C'était vraiment zarbi
A l'heure des clean girls dont le maquillage ne dépasse pas d'un pet, des Labubus et autres coques Rhodes pédants, Matières Fécales fait office de trace de freinage dans le calendrier tout propret de la Fashion Week.
La maison de couture, qualifiée comme «la plus radicale» de cette semaine de la mode parisienne par le magazine Numéro Un, a présenté une collection 2026 détonnante.
Au menu, des silhouettes fantomatiques et des zombies esthétisants, des corps tordus et des visages décatis, sous des tonnelles grandioses de roses. Un mélange entre chaud et froid, vie et mort, délicatesse et laideur, romantisme et gothique SM, qui fait l'ADN de cette maison fondée en 2014 par Hannah Rose Dalton et Steven Raj Bhaskaran, et qui a ses quartiers à Paris.

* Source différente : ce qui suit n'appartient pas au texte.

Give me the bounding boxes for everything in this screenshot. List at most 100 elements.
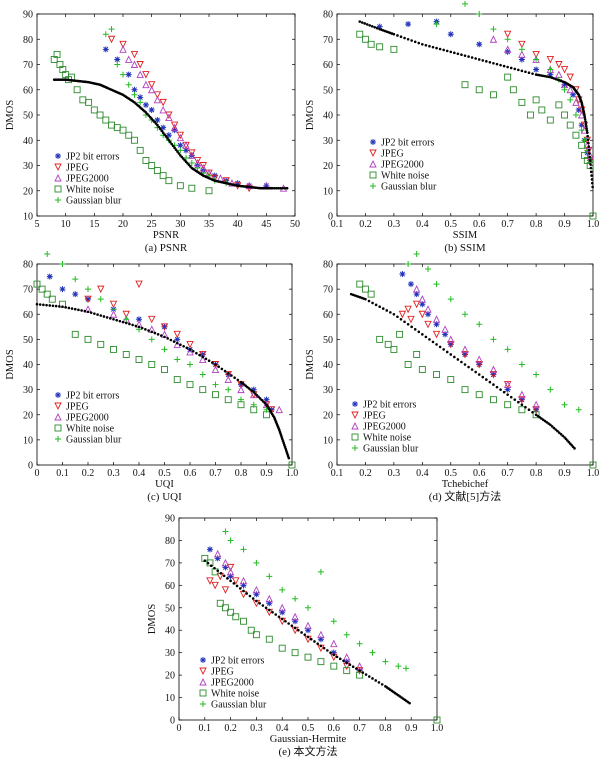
- fit-point: [251, 597, 255, 600]
- data-point: [532, 411, 540, 419]
- y-tick-label: 50: [323, 85, 333, 96]
- fit-curve: [349, 292, 576, 450]
- fit-point: [329, 651, 332, 654]
- data-point: [330, 662, 338, 670]
- fit-point: [158, 127, 162, 131]
- fit-point: [166, 337, 169, 340]
- x-tick-label: 0.7: [353, 723, 366, 734]
- x-tick-label: 0.2: [359, 468, 372, 479]
- fit-point: [417, 330, 421, 334]
- data-point: [279, 586, 286, 593]
- fit-point: [380, 683, 384, 686]
- series-white-noise: [33, 280, 296, 469]
- data-point: [330, 618, 337, 625]
- fit-point: [438, 345, 442, 349]
- fit-point: [89, 311, 93, 314]
- y-tick-label: 50: [165, 603, 175, 614]
- data-point: [376, 23, 383, 30]
- fit-point: [421, 333, 424, 336]
- fit-point: [520, 69, 524, 73]
- fit-point: [583, 113, 586, 117]
- data-point: [447, 31, 454, 38]
- data-point: [137, 94, 144, 101]
- data-point: [240, 582, 247, 589]
- fit-point: [284, 619, 287, 623]
- data-point: [265, 635, 273, 643]
- x-tick-label: 1.0: [286, 468, 299, 479]
- data-point: [122, 310, 130, 319]
- fit-point: [373, 25, 376, 29]
- data-point: [160, 323, 169, 331]
- data-point: [570, 91, 577, 98]
- data-point: [432, 330, 441, 339]
- fit-point: [83, 309, 87, 313]
- legend-marker: [54, 173, 62, 182]
- fit-point: [185, 346, 189, 350]
- data-point: [232, 577, 240, 585]
- data-point: [110, 345, 117, 353]
- fit-point: [177, 152, 181, 155]
- fit-point: [188, 348, 192, 351]
- data-point: [572, 112, 579, 118]
- legend-marker: [351, 411, 359, 420]
- data-point: [578, 141, 586, 149]
- y-tick-label: 20: [23, 186, 33, 197]
- fit-point: [281, 186, 285, 190]
- data-point: [462, 351, 468, 358]
- data-point: [165, 111, 173, 120]
- fit-point: [506, 393, 509, 396]
- data-point: [85, 98, 93, 106]
- fit-point: [421, 43, 424, 46]
- x-tick-label: 30: [175, 219, 185, 230]
- fit-point: [368, 24, 372, 27]
- data-point: [526, 111, 534, 119]
- fit-point: [191, 350, 195, 353]
- x-tick-label: 45: [261, 219, 271, 230]
- data-point: [475, 361, 483, 369]
- fit-point: [517, 68, 520, 72]
- data-point: [136, 70, 144, 79]
- fit-point: [527, 71, 531, 75]
- fit-point: [360, 21, 364, 24]
- x-tick-label: 0.5: [158, 468, 171, 479]
- fit-point: [488, 60, 492, 64]
- data-point: [102, 46, 109, 53]
- fit-point: [406, 37, 410, 41]
- fit-point: [364, 297, 367, 301]
- data-point: [222, 177, 230, 185]
- fit-point: [293, 626, 297, 630]
- fit-point: [399, 317, 403, 321]
- legend-label: JP2 bit errors: [211, 656, 264, 667]
- data-point: [72, 291, 79, 298]
- data-point: [221, 558, 230, 567]
- data-point: [211, 172, 218, 179]
- fit-point: [590, 181, 594, 185]
- data-point: [395, 663, 402, 670]
- data-point: [153, 95, 162, 104]
- y-tick-label: 70: [323, 35, 333, 46]
- legend-marker: [200, 657, 206, 663]
- data-point: [292, 595, 299, 602]
- data-point: [403, 665, 410, 672]
- data-point: [119, 40, 127, 49]
- data-point: [399, 271, 406, 278]
- fit-point: [283, 186, 287, 190]
- data-point: [252, 631, 260, 639]
- data-point: [161, 346, 168, 353]
- legend-label: White noise: [381, 171, 430, 182]
- legend-marker: [200, 701, 206, 707]
- series-jp2-bit-errors: [399, 271, 540, 413]
- fit-point: [524, 405, 527, 409]
- y-tick-label: 30: [165, 648, 175, 659]
- data-point: [237, 385, 245, 394]
- x-tick-label: 0.7: [501, 219, 514, 230]
- fit-point: [584, 124, 588, 128]
- fit-point: [203, 559, 207, 562]
- fit-point: [303, 633, 307, 637]
- x-tick-label: 0.2: [82, 468, 95, 479]
- fit-point: [435, 46, 438, 50]
- x-tick-label: 0.6: [473, 468, 486, 479]
- data-point: [419, 301, 426, 308]
- fit-point: [467, 365, 470, 369]
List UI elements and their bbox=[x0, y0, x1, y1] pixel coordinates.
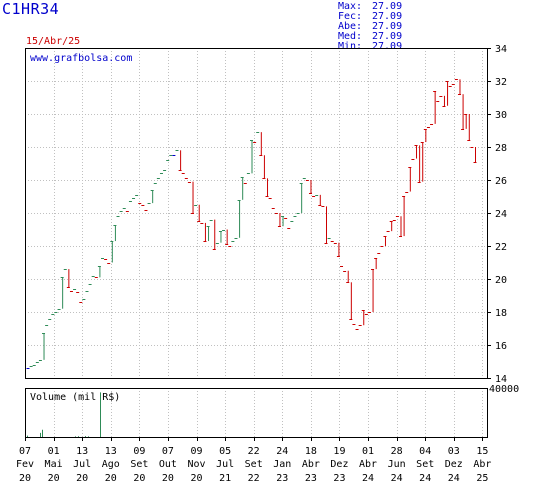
x-axis-ticks: 07 Fev 20 01 Mai 20 13 Jul 20 13 Ago 20 09 Set 20 07 Out… bbox=[16, 437, 491, 484]
x-tick-month: Fev bbox=[16, 459, 34, 470]
stat-close-value: 27.09 bbox=[372, 11, 403, 22]
x-tick-day: 09 bbox=[190, 446, 202, 457]
x-tick-day: 04 bbox=[419, 446, 431, 457]
x-tick-year: 24 bbox=[391, 473, 403, 484]
price-y-tick-label: 18 bbox=[495, 308, 507, 319]
stat-min-value: 27.09 bbox=[372, 41, 403, 52]
volume-bars bbox=[27, 392, 101, 437]
x-tick-month: Out bbox=[159, 459, 177, 470]
price-y-tick-label: 16 bbox=[495, 341, 507, 352]
x-tick-day: 03 bbox=[448, 446, 460, 457]
x-tick-year: 25 bbox=[476, 473, 488, 484]
price-y-tick-label: 30 bbox=[495, 110, 507, 121]
x-tick-year: 24 bbox=[362, 473, 374, 484]
x-tick-year: 20 bbox=[190, 473, 202, 484]
x-tick-day: 01 bbox=[48, 446, 60, 457]
x-tick-day: 07 bbox=[162, 446, 174, 457]
x-tick-day: 09 bbox=[133, 446, 145, 457]
x-tick-day: 15 bbox=[476, 446, 488, 457]
price-y-ticks: 14 16 18 20 22 24 26 28 30 32 34 40000 bbox=[487, 44, 519, 395]
x-tick-month: Abr bbox=[359, 459, 377, 470]
price-y-tick-label: 24 bbox=[495, 209, 507, 220]
chart-date: 15/Abr/25 bbox=[26, 36, 81, 47]
volume-title: Volume (mil R$) bbox=[30, 392, 120, 403]
x-tick-month: Mai bbox=[45, 459, 63, 470]
stat-close: Fec: 27.09 bbox=[338, 12, 402, 22]
stat-avg-label: Med: bbox=[338, 31, 363, 42]
x-tick-month: Jan bbox=[273, 459, 291, 470]
price-y-tick-label: 34 bbox=[495, 44, 507, 55]
x-tick-year: 23 bbox=[305, 473, 317, 484]
x-tick-day: 19 bbox=[333, 446, 345, 457]
x-tick-month: Ago bbox=[102, 459, 120, 470]
stat-max-label: Max: bbox=[338, 1, 363, 12]
volume-plot-frame bbox=[25, 388, 488, 438]
price-bars bbox=[26, 79, 477, 369]
x-tick-year: 20 bbox=[48, 473, 60, 484]
x-tick-day: 18 bbox=[305, 446, 317, 457]
x-tick-month: Dez bbox=[330, 459, 348, 470]
x-tick-year: 20 bbox=[133, 473, 145, 484]
ticker-symbol: C1HR34 bbox=[2, 0, 60, 18]
price-y-tick-label: 14 bbox=[495, 374, 507, 385]
stat-max-value: 27.09 bbox=[372, 1, 403, 12]
x-tick-day: 28 bbox=[391, 446, 403, 457]
price-y-tick-label: 32 bbox=[495, 77, 507, 88]
x-tick-day: 13 bbox=[76, 446, 88, 457]
stat-open: Abe: 27.09 bbox=[338, 22, 402, 32]
x-tick-year: 20 bbox=[162, 473, 174, 484]
x-tick-year: 22 bbox=[248, 473, 260, 484]
x-tick-month: Dez bbox=[445, 459, 463, 470]
x-tick-year: 20 bbox=[76, 473, 88, 484]
source-watermark: www.grafbolsa.com bbox=[30, 53, 132, 64]
x-tick-day: 13 bbox=[105, 446, 117, 457]
x-tick-month: Set bbox=[130, 459, 148, 470]
price-y-tick-label: 28 bbox=[495, 143, 507, 154]
x-tick-year: 20 bbox=[19, 473, 31, 484]
x-tick-month: Jul bbox=[73, 459, 91, 470]
x-tick-month: Jun bbox=[388, 459, 406, 470]
price-plot-frame bbox=[25, 48, 488, 379]
x-tick-year: 23 bbox=[333, 473, 345, 484]
x-tick-day: 05 bbox=[219, 446, 231, 457]
x-tick-month: Set bbox=[245, 459, 263, 470]
x-tick-month: Set bbox=[416, 459, 434, 470]
x-tick-year: 24 bbox=[448, 473, 460, 484]
x-tick-day: 24 bbox=[276, 446, 288, 457]
stat-min: Min: 27.09 bbox=[338, 42, 402, 52]
x-tick-month: Nov bbox=[187, 459, 205, 470]
stat-open-label: Abe: bbox=[338, 21, 363, 32]
price-y-tick-label: 20 bbox=[495, 275, 507, 286]
price-stats: Max: 27.09 Fec: 27.09 Abe: 27.09 Med: 27.09 … bbox=[338, 2, 402, 52]
price-grid bbox=[25, 48, 487, 379]
x-tick-month: Jul bbox=[216, 459, 234, 470]
price-y-tick-label: 22 bbox=[495, 242, 507, 253]
x-tick-year: 23 bbox=[276, 473, 288, 484]
x-tick-month: Abr bbox=[302, 459, 320, 470]
x-tick-day: 07 bbox=[19, 446, 31, 457]
x-tick-day: 01 bbox=[362, 446, 374, 457]
x-tick-day: 22 bbox=[248, 446, 260, 457]
stat-avg: Med: 27.09 bbox=[338, 32, 402, 42]
stat-open-value: 27.09 bbox=[372, 21, 403, 32]
stat-max: Max: 27.09 bbox=[338, 2, 402, 12]
price-y-tick-label: 26 bbox=[495, 176, 507, 187]
x-tick-year: 21 bbox=[219, 473, 231, 484]
x-tick-year: 20 bbox=[105, 473, 117, 484]
x-tick-year: 24 bbox=[419, 473, 431, 484]
x-tick-month: Abr bbox=[473, 459, 491, 470]
volume-y-tick-label: 40000 bbox=[489, 384, 519, 395]
stat-close-label: Fec: bbox=[338, 11, 363, 22]
stat-min-label: Min: bbox=[338, 41, 363, 52]
stat-avg-value: 27.09 bbox=[372, 31, 403, 42]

Hannah, qui vient de Auckland en Nouvelle-Zélande, et Steven, qui vient de Montréal, ont offert Place Vendôme un spectacle fidèle à leur credo: redonner ses lettres de noblesse à un autre versant de la mode, plus fétide et plongé dans l'ombre, où les normes conventionnelles de beauté ne sont pas reines. Le duo de créateurs expose un flanc vulnérable qui valorise une esthétique parfois dérangeante. Quitte à «bousculer», indisposer, ou parfois même, «horrifier», écrit Madame Le Figaro.
D'où le nom de la griffe, «Matières Fécales», qui avait pour objectif premier de «défier le marché du luxe (...) qui laisse de côté tous ceux qui cherchent quelque chose de safe et normal», ont notamment expliqué les créateurs dans une interview accordée à Konbini.
Dans cette quête de non-conformité, Steven, qui se définit comme non binaire, a également souhaité doter ses créations d'une fluidité de codes de genres. Un design qui a mené à des collaborations avec les plus grands, de Rick Owens à Balenciaga, et qui a déjà séduit Lady Gaga, qui a eu le flair de reconnaître le potentiel de la maison.
A Paris, le public a donc contemplé un bal terrifiant, où l'organza et les délicates roses en tulle se fondaient à des êtres tantôt vampiresques, tantôt clownesques, le crâne nu, la peau recouverte d'une pâte blanche, la bouche carmin, les yeux charbonneux ou agrandis à l'extrême par des lentilles obscures.
De cette foule de poupées dramatiques qui battait le catwalk, on a capturé des relents de Margiela, d’Alexander McQueen, et des miasmes du vieux Mugler. En célébrant les aspérités de la vie humaine, Matières Fécales fait jaillir un charme inattendu, presque inconfortable. En tout cas pour certains internautes, qui ont d'ores et déjà qualifié la maison de mode de «satanique». Rien que ça.
The DETAILS of ✨Matières Fécales✨ Spring/Summer 2026.🪡 pic.twitter.com/QxAeZg2Zhh
— La Mode Unknown (@LaModeUnknown) September 30, 2025
Au diable donc le retour de la maigreur sur les podiums, tant décriée par les réseaux sociaux. La griffe parisienne fait défiler des corps de toutes les tailles, et a également mis en lumière des visages particuliers, à l'instar de celui Nikki Lilly. Pour rappel, la youtubeuse britannique de 21 ans suivie par plus de deux millions d’abonnés milite pour normaliser les personnes atteintes de malformations.
Pour sa deuxième Fashion Week, c'est donc un pari gagné pour Matières Fécales, qui est déjà en odeur de sainteté dans la presse, et qui réussit à maintenir un délicat équilibre entre franche bizarrerie et fragrances de haute couture. Un étron de talent qui ne demande qu'à s'étaler mondialement.